# Extract and crop the interpreter

In [None]:
import os
import sys

import numpy as np

notebook_dir = os.getcwd()
project_root = os.path.abspath(os.path.join(notebook_dir, '..'))
if project_root not in sys.path:
    sys.path.insert(0, project_root)

%load_ext autoreload
%autoreload 2

ROOT_DIR = 'scraped'


# Interpreter box
def crop_interpreter(img: np.ndarray):
    h, w = img.shape[:2]

    if h == 720:
        X, Y = 952, 347
        W, H = 300, 322
    elif h == 432:
        X, Y = 571, 208
        W, H = 180, 193
    else:
        raise ValueError('Height not supported')

    return img[Y : Y + H, X : X + W]

## Get frame indexes between which the interpreter is present

In [None]:
import json
import os
from cv2 import VideoCapture
import cv2
import face_recognition

from utils.video import get_vid_metadata, get_frame


known_faces = []
known_people = []
for file_name in os.listdir('known_people'):
    img = face_recognition.load_image_file(os.path.join('known_people', file_name))
    enc = face_recognition.face_encodings(img)[0]
    known_faces.append(enc)
    known_people.append(file_name.replace('.png', ''))
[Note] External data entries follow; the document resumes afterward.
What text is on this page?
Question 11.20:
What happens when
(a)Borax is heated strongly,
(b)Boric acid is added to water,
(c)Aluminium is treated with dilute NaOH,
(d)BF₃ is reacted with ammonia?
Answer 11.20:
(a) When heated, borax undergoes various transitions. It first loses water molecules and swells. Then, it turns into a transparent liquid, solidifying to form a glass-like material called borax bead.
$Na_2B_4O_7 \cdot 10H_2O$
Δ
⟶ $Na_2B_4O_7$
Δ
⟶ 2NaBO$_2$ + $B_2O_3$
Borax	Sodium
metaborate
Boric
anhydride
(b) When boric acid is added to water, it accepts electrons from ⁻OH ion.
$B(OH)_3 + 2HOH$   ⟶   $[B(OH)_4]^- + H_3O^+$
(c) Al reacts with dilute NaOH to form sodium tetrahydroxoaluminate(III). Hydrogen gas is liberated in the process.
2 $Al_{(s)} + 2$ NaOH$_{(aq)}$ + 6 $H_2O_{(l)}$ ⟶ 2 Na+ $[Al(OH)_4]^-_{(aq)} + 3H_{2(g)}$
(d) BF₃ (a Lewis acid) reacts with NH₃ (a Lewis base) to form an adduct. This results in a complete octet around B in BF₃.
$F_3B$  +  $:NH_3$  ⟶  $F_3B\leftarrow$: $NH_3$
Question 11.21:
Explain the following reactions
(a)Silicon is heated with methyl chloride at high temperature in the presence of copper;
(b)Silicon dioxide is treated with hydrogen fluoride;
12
def is_known(idx: int, cap: VideoCapture, crop=True, shrink=False):
    """Wether we recognize one person in the interpreter box or not"""
    frame = get_frame(idx, cap)
    if crop:
        frame = crop_interpreter(frame)
    if shrink:
        frame = cv2.resize(frame, None, fx=0.6, fy=0.6, interpolation=cv2.INTER_AREA)
    frame = np.ascontiguousarray(frame[:, :, :3], dtype=np.uint8)
    encodings = face_recognition.face_encodings(frame)
    for enc in encodings:
        matches = face_recognition.compare_faces(known_faces, enc)
        if any(matches):
            return known_people[np.argmax(matches)]
    return None


# false, ..., false, true, ..., true, false, ..., false
def bsearch(l: int, r: int, predicate):
    """Binary search on a sequence like [false, ..., false, true, ..., true]. Returns index of first true.
    Helps optimally search for the start and end indexes where the interpreter is present"""
    res = r
    while l <= r:
        m = (l + r) // 2
        if predicate(m):
            res = m
            r = m - 1
        else:
            l = m + 1  # noqa: E741
    return res

In [None]:
def do_segment(path: str):
    cap, fps, frame_count = get_vid_metadata(path)
    stride = (
        fps * 60 * 15
    )  # 30 min of SL at least (required by law) but let's search in chunks of 15 mins so we don't jump over if a tiny bit less than 30 mins
    true_idx = -1
    interpreter = None
    for i in range(0, frame_count, int(stride)):
        interpreter = is_known(i, cap)
        if interpreter:
            true_idx = i
            break
    if true_idx == -1:
        return None

    start = bsearch(0, true_idx, lambda x: is_known(x, cap))
    first_false = bsearch(true_idx, frame_count - 1, lambda x: not is_known(x, cap))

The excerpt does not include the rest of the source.